Search for Bosonic Stop Decays in R-parity Violating Supersymmetry in e+p Collisions at HERA 

The Standard Model of particle physics has been hugely successful in describing the interactions of quarks and leptons in a wide variety of circumstances. However, as energies increase, the Standard Model is expected ultimately to break down. For example, the so called `hierarchy problem' suggests that new physics must exist at scales of around 1 TeV. Supersymmetry provides an attractive and elegant extension to the Standard Model, which could solve the hierarchy problem. The most general formulation of supersymmetry allows so called R-parity violating couplings between two Standard model particles (quarks and/or leptons) and a supersymmetric squark or slepton. The HERA collider is unique among current high energy facilities in its sensitivity to R-parity violating squark production. No other machine can access such large squark masses.

This paper follows on from a previous H1 search for squarks in R-parity violating supersymmetry, which is explained here . In contrast to the earlier publication, in this paper we consider the scenario in which the supersymmetric top quark (stop) is heavier than the supersymmetric bottom quark (sbottom). The physical process for which we search involves the resonant production of the stop via the fusion of the beam positron with a quark from the proton, dominantly a down quark for large Bjorken-x or stop mass (e+ d -> stop). The stop then decays either in the same way as it was produced (stop -> e+ d), or `bosonically' to a sbottom and a W boson (stop -> sbottom W).

The bosonic stop decay is particularly interesting in light of the previous observation by H1 of an anomalously large yield of events with an isolated electron or muon, missing transverse momentum and a hadronic system with large transverse momentum (for details see here ).

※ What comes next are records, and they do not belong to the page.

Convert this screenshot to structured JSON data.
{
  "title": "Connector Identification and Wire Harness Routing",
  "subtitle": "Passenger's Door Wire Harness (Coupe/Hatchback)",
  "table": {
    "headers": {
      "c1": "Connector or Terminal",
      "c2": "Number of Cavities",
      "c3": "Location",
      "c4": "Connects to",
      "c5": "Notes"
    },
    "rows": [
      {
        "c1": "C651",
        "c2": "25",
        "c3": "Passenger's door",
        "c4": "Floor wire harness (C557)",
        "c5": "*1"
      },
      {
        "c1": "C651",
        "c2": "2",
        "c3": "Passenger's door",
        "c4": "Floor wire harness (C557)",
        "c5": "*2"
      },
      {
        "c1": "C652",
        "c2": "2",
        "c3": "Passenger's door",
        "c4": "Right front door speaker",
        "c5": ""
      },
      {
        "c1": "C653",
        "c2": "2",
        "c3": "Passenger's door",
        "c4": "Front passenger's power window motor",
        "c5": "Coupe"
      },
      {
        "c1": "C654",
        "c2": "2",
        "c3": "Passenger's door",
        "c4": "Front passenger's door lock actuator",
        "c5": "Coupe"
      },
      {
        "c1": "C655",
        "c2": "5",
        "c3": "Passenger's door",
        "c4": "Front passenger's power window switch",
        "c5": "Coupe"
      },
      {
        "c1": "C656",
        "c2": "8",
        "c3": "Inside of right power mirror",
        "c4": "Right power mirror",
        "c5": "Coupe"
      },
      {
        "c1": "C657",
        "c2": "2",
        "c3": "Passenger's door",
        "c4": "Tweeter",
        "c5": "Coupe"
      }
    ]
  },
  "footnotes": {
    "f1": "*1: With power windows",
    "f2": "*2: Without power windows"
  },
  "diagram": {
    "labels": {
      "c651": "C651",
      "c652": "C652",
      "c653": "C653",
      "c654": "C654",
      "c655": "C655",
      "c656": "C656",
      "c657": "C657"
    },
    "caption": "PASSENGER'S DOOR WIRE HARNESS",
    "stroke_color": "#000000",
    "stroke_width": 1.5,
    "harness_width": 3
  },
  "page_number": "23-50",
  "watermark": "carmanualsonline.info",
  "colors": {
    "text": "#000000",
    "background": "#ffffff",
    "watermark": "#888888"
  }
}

This final state topology could be explained by the bosonic stop decay mode with the W decaying to the isolated lepton and a neutrino for the missing transverse momentum and the hadronic system arising from the sbottom. In such an interpretation, one might expect to find related signals in other possible stop decay modes, such as the bosonic decay mode with the W decaying to a pair of quarks (two high transverse momentum jets) or the direct decay to a positron and a down quark.

In fact, only the events with isolated muons and missing transverse momentum survive the stop interpretation. No significant signal is seen in any other channel, so bosonic stop decays are unlikely as an explanation of the previously reported anomalous events. Since this is the case, the results of the search are used to set limits on the stop mass, the sbottom mass and the R-parity violating Yukawa coupling of a down quark, a positron and a stop quark. An example can be seen in the figure, where the excluded regions of stop and sbottom masses are shown for a coupling of electromagnetic strength. Stop quarks with masses up to 260 GeV are excluded for all considered choices of other SUSY parameters. In at least some parts of the parameter space, masses as large as 275 GeV are excluded. These are the first such constraints from any experiment for the case where the stop decays bosonically.